Depuis Charles Darwin, dont on fête cette année le bicentenaire de la naissance, il est une croyance forte que les caractéristiques génétiques et les comportements dominants sont ceux qui favorisent la conservation des espèces.

Il était donc naturel pour le chercheur américain Sam Bowles de rechercher les origines de cet altruisme alors que tout pousse sur la plan individuel à favoriser l’égoïsme sur l’altruisme. Quelle est alors l'origine de cet altruisme ?

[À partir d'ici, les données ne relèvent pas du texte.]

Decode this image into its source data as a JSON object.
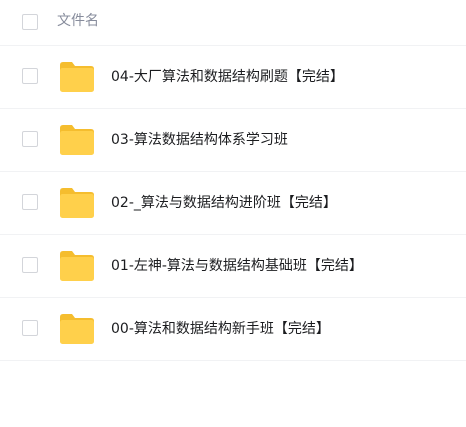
{
  "header": {
    "column_label": "文件名"
  },
  "files": [
    {
      "name": "04-大厂算法和数据结构刷题【完结】",
      "type": "folder"
    },
    {
      "name": "03-算法数据结构体系学习班",
      "type": "folder"
    },
    {
      "name": "02-_算法与数据结构进阶班【完结】",
      "type": "folder"
    },
    {
      "name": "01-左神-算法与数据结构基础班【完结】",
      "type": "folder"
    },
    {
      "name": "00-算法和数据结构新手班【完结】",
      "type": "folder"
    }
  ],
  "colors": {
    "folder": "#ffd04b",
    "folder_tab": "#f5bd2e",
    "text": "#1b1c1f",
    "header_text": "#878c9c",
    "divider": "#f1f2f4",
    "checkbox_border": "#d3d5da"
  },
  "icons": {
    "row_icon": "folder-icon",
    "select": "checkbox-icon"
  }
}
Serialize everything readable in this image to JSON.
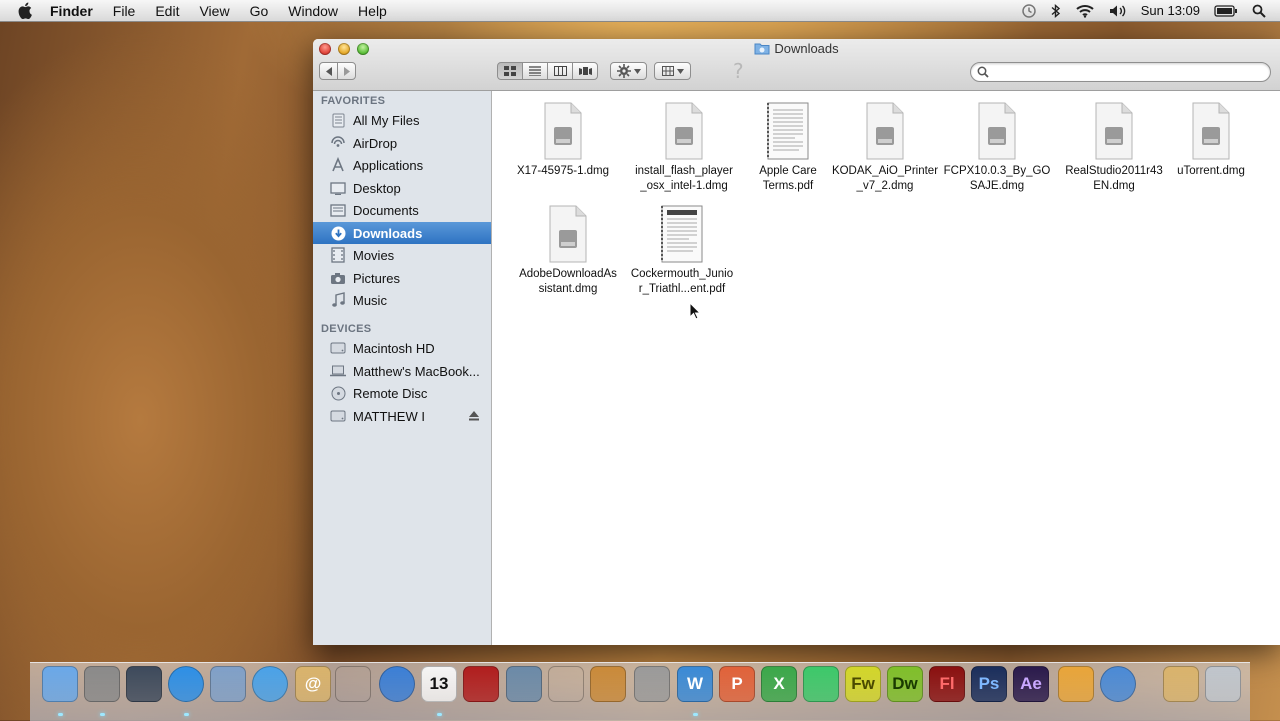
{
  "menubar": {
    "items": [
      "Finder",
      "File",
      "Edit",
      "View",
      "Go",
      "Window",
      "Help"
    ],
    "clock": "Sun 13:09",
    "status_icons": [
      "time-machine-icon",
      "bluetooth-icon",
      "wifi-icon",
      "volume-icon",
      "battery-icon",
      "spotlight-icon"
    ]
  },
  "window": {
    "title": "Downloads",
    "search": {
      "placeholder": "",
      "value": ""
    },
    "help_glyph": "?"
  },
  "sidebar": {
    "favorites_header": "FAVORITES",
    "favorites": [
      {
        "label": "All My Files",
        "icon": "all-files-icon"
      },
      {
        "label": "AirDrop",
        "icon": "airdrop-icon"
      },
      {
        "label": "Applications",
        "icon": "applications-icon"
      },
      {
        "label": "Desktop",
        "icon": "desktop-icon"
      },
      {
        "label": "Documents",
        "icon": "documents-icon"
      },
      {
        "label": "Downloads",
        "icon": "downloads-icon",
        "selected": true
      },
      {
        "label": "Movies",
        "icon": "movies-icon"
      },
      {
        "label": "Pictures",
        "icon": "pictures-icon"
      },
      {
        "label": "Music",
        "icon": "music-icon"
      }
    ],
    "devices_header": "DEVICES",
    "devices": [
      {
        "label": "Macintosh HD",
        "icon": "hard-disk-icon"
      },
      {
        "label": "Matthew's MacBook...",
        "icon": "laptop-icon"
      },
      {
        "label": "Remote Disc",
        "icon": "disc-icon"
      },
      {
        "label": "MATTHEW I",
        "icon": "usb-drive-icon",
        "ejectable": true
      }
    ]
  },
  "files": [
    {
      "name": "X17-45975-1.dmg",
      "kind": "dmg"
    },
    {
      "name": "install_flash_player_osx_intel-1.dmg",
      "kind": "dmg"
    },
    {
      "name": "Apple Care Terms.pdf",
      "kind": "pdf"
    },
    {
      "name": "KODAK_AiO_Printer_v7_2.dmg",
      "kind": "dmg"
    },
    {
      "name": "FCPX10.0.3_By_GOSAJE.dmg",
      "kind": "dmg"
    },
    {
      "name": "RealStudio2011r43EN.dmg",
      "kind": "dmg"
    },
    {
      "name": "uTorrent.dmg",
      "kind": "dmg"
    },
    {
      "name": "AdobeDownloadAssistant.dmg",
      "kind": "dmg"
    },
    {
      "name": "Cockermouth_Junior_Triathl...ent.pdf",
      "kind": "pdf"
    }
  ],
  "file_labels": {
    "f0": [
      "X17-45975-1.dmg"
    ],
    "f1": [
      "install_flash_player",
      "_osx_intel-1.dmg"
    ],
    "f2": [
      "Apple Care",
      "Terms.pdf"
    ],
    "f3": [
      "KODAK_AiO_Printer",
      "_v7_2.dmg"
    ],
    "f4": [
      "FCPX10.0.3_By_GO",
      "SAJE.dmg"
    ],
    "f5": [
      "RealStudio2011r43",
      "EN.dmg"
    ],
    "f6": [
      "uTorrent.dmg"
    ],
    "f7": [
      "AdobeDownloadAs",
      "sistant.dmg"
    ],
    "f8": [
      "Cockermouth_Junio",
      "r_Triathl...ent.pdf"
    ]
  },
  "dock": {
    "items": [
      {
        "name": "finder",
        "label": ""
      },
      {
        "name": "launchpad",
        "label": ""
      },
      {
        "name": "mission-control",
        "label": ""
      },
      {
        "name": "app-store",
        "label": ""
      },
      {
        "name": "preview",
        "label": ""
      },
      {
        "name": "safari",
        "label": ""
      },
      {
        "name": "contacts",
        "label": "@"
      },
      {
        "name": "facetime",
        "label": ""
      },
      {
        "name": "itunes",
        "label": ""
      },
      {
        "name": "calendar",
        "label": "13"
      },
      {
        "name": "photo-booth",
        "label": ""
      },
      {
        "name": "iphoto",
        "label": ""
      },
      {
        "name": "imovie",
        "label": ""
      },
      {
        "name": "garageband",
        "label": ""
      },
      {
        "name": "system-preferences",
        "label": ""
      },
      {
        "name": "word",
        "label": "W"
      },
      {
        "name": "powerpoint",
        "label": "P"
      },
      {
        "name": "excel",
        "label": "X"
      },
      {
        "name": "sketchup",
        "label": ""
      },
      {
        "name": "fireworks",
        "label": "Fw"
      },
      {
        "name": "dreamweaver",
        "label": "Dw"
      },
      {
        "name": "flash",
        "label": "Fl"
      },
      {
        "name": "photoshop",
        "label": "Ps"
      },
      {
        "name": "after-effects",
        "label": "Ae"
      },
      {
        "name": "scratch",
        "label": ""
      },
      {
        "name": "quicktime",
        "label": ""
      },
      {
        "name": "downloads-stack",
        "label": ""
      },
      {
        "name": "trash",
        "label": ""
      }
    ]
  },
  "colors": {
    "selection": "#3a7fcc",
    "sidebar_bg": "#dfe4ea",
    "sidebar_header": "#6b7480"
  }
}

Le chercheur fait l’hypothèse que l'altruisme est une conséquence directe de la logique guerrière. Il semble qu’en effet autant l’égoïsme est largement gagnant à titre individuel sur l’altruiste, autant un groupe d’altruistes aura toujours le dessus en cas de conflit sur un groupe d’individus ne pensant qu’à leurs propres survies. Les conclusions de cette étude, obtenues à l'aide de simulations informatiques, réprouvent les théories qui font de l'égoïste l'être humain le moins fragile en cas de conflit.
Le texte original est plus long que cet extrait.